SUZIE : « Mais je suis blonde !! Quelle horreur, je déteste le blond ! Ce n’est pas vrai qu’un homme toxique qui veut juste mon corps et obtenir des faveurs sexuelle va me dicter ce que je dois être ! Ahhh non cela recommence encore! je viens une fois de plus de me faire gâcher la tête. »
C'est a ce moment-là que les pièces du puzzle s'alignent dans mon esprit .Cela explique alors le désastre capillaire initial. Nous sommes dans une sorte de pattern. Je réalise que je suis pris au piège .
MOI - « C’est pas achevé encore à cette étape, mais ce n’était pas ce sur quoi nous nous étions mis d’accord ? »
Elle pleure, se prend la tête, parce que vous ai-je dit ? Elle a des troubles de gestion de la colère, elle me l’avait confié un peu plus tôt… s’ajoutant à tout un cocktail explosif de différents troubles de l’humeur et de comportements. La totale, quoi ! Je ne vous dis pas la chance que j’ai. Je tente de la rassurer que la patine va légèrement foncer le tout et que tout ira bien. Et tout en essayant de la rassurer, je la vois qui bloque de ses contacts l’homme de sa vie, qui est soudainement devenu l’homme toxique, et moi je sens mon âme quitter mon corps tranquillement, ne pouvant en supporter davantage, la chanceuse, je n’avais qu’une envie que mon corps la rejoigne aussi, lol !! Après toutes ces péripéties, le moment final approche… le dévoilement. La patine a accompli son travail, je rince et on file à ma station. Je n’ai qu’un seul désir : qu’elle parte et de ne plus jamais la revoir. Mais non, c’était trop simple. Tout en la séchant,
SUZIE : « Mais je ne suis pas blonde ? Mais Dave, je t’ai dit que je rencontre l’homme de ma vie vendredi, il veut que je sois blonde ! »

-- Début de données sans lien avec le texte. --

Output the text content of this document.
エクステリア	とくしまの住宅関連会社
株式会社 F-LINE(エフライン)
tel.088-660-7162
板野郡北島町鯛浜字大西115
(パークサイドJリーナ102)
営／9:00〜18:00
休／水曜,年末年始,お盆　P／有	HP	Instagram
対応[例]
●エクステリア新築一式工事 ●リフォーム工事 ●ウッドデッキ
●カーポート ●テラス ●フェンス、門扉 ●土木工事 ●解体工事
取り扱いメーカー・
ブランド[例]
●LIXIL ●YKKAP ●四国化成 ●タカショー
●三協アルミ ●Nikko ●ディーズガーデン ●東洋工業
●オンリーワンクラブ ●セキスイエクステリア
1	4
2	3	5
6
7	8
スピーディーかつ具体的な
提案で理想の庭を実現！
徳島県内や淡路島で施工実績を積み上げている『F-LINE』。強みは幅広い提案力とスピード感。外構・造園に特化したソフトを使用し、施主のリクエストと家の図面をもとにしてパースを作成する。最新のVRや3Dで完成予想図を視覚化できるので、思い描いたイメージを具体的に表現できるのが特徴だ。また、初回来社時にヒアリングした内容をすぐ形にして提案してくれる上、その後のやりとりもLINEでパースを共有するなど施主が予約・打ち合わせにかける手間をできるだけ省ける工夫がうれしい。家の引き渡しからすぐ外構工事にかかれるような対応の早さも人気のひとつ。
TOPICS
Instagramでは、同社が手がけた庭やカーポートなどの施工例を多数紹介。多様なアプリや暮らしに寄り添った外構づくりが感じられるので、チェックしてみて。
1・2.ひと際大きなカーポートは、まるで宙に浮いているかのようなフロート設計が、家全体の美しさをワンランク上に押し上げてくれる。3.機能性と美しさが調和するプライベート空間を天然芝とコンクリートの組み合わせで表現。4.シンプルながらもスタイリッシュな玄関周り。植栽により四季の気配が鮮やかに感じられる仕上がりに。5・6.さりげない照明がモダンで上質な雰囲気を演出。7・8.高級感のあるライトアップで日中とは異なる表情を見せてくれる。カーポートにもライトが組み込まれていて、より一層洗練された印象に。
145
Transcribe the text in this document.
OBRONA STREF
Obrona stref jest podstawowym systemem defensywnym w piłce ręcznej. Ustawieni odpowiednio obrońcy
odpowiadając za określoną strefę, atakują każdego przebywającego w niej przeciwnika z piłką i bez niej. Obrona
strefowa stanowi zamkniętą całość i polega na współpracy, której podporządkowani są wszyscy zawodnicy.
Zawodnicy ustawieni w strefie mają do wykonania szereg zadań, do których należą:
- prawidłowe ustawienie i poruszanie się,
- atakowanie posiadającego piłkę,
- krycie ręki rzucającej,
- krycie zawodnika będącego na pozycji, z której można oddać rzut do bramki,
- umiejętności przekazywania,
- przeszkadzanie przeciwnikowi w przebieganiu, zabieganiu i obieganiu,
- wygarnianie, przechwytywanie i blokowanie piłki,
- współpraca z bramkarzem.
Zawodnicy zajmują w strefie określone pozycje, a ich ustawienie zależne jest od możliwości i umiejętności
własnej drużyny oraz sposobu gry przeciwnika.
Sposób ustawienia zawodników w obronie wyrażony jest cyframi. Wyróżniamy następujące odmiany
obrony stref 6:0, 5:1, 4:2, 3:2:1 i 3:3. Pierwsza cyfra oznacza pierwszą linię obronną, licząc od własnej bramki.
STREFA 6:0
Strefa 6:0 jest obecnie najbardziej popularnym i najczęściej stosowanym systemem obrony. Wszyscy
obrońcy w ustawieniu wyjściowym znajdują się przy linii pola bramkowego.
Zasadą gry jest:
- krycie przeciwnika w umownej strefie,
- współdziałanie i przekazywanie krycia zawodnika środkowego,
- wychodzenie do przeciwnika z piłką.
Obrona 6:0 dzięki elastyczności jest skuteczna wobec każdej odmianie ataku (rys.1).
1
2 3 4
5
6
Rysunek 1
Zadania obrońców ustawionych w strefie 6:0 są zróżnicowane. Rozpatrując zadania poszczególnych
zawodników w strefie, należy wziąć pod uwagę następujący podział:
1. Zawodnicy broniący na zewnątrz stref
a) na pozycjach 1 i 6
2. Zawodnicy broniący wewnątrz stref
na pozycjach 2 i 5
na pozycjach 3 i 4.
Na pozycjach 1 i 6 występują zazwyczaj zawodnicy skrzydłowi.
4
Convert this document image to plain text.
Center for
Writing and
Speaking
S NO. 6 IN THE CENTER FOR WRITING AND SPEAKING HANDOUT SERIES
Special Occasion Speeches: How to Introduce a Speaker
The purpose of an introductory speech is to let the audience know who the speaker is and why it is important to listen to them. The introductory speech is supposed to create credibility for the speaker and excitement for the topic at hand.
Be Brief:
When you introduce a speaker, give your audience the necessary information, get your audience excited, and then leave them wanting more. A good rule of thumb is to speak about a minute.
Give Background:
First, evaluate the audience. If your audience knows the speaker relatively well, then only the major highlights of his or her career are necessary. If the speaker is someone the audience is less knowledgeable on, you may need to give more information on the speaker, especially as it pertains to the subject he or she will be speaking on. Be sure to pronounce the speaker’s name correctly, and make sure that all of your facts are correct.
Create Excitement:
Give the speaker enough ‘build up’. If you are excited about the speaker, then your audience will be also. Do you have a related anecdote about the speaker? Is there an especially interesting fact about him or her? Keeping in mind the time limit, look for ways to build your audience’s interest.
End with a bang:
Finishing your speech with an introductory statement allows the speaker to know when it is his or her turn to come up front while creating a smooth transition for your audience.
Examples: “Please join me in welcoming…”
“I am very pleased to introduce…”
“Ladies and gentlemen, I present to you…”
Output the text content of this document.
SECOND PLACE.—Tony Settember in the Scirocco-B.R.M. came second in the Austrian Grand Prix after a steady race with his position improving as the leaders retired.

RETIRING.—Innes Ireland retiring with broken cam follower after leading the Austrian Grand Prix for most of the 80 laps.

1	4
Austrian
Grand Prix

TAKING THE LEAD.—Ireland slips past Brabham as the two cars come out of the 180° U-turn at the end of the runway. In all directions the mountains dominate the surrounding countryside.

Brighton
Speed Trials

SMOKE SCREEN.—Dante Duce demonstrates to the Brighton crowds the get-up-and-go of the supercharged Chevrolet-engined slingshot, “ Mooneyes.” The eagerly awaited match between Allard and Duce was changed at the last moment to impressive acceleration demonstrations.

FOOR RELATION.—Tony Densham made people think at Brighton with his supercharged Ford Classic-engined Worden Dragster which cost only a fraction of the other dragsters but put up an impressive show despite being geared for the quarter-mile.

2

À la base, ce n'était pas censé être une excellente nouvelle, n'est-ce pas ? J'étais resté sous l'impression, après le numéro de "vol au dessus d’un nid de coucou" en Dolby surround avec effets spéciaux, que l'on ne voulait pas être blonde pour l'homme toxique.
Donc l’homme de sa vie, l’étymologie de tous ses fantasmes, devenu l’homme toxique à fuir et redevenu l’homme de sa vie à l’intérieur du même avant-midi. J’en pouvais plus, la vie m’en veut, c’est clair ! J’ai regardé mon étui à ciseaux et une idée apaisante m’a parcouru : me faire un hara-kiri ici, maintenant, tout de suite. Je voyais déjà la manchette : "Un coiffeur se fait un hara-kiri aux prises avec une cliente insupportable, intoxiquée à l’eau de chou." Cette idée m’a fait sourire et m’a donné le courage nécessaire d’achever cet enfer.
DAVE : « Ok ! Là, tu désires être blonde, Suzie ? Ou veux-tu du blond ? Réfléchis bien. »
SUZIE : « Ben, dans le bas de mes cheveux. »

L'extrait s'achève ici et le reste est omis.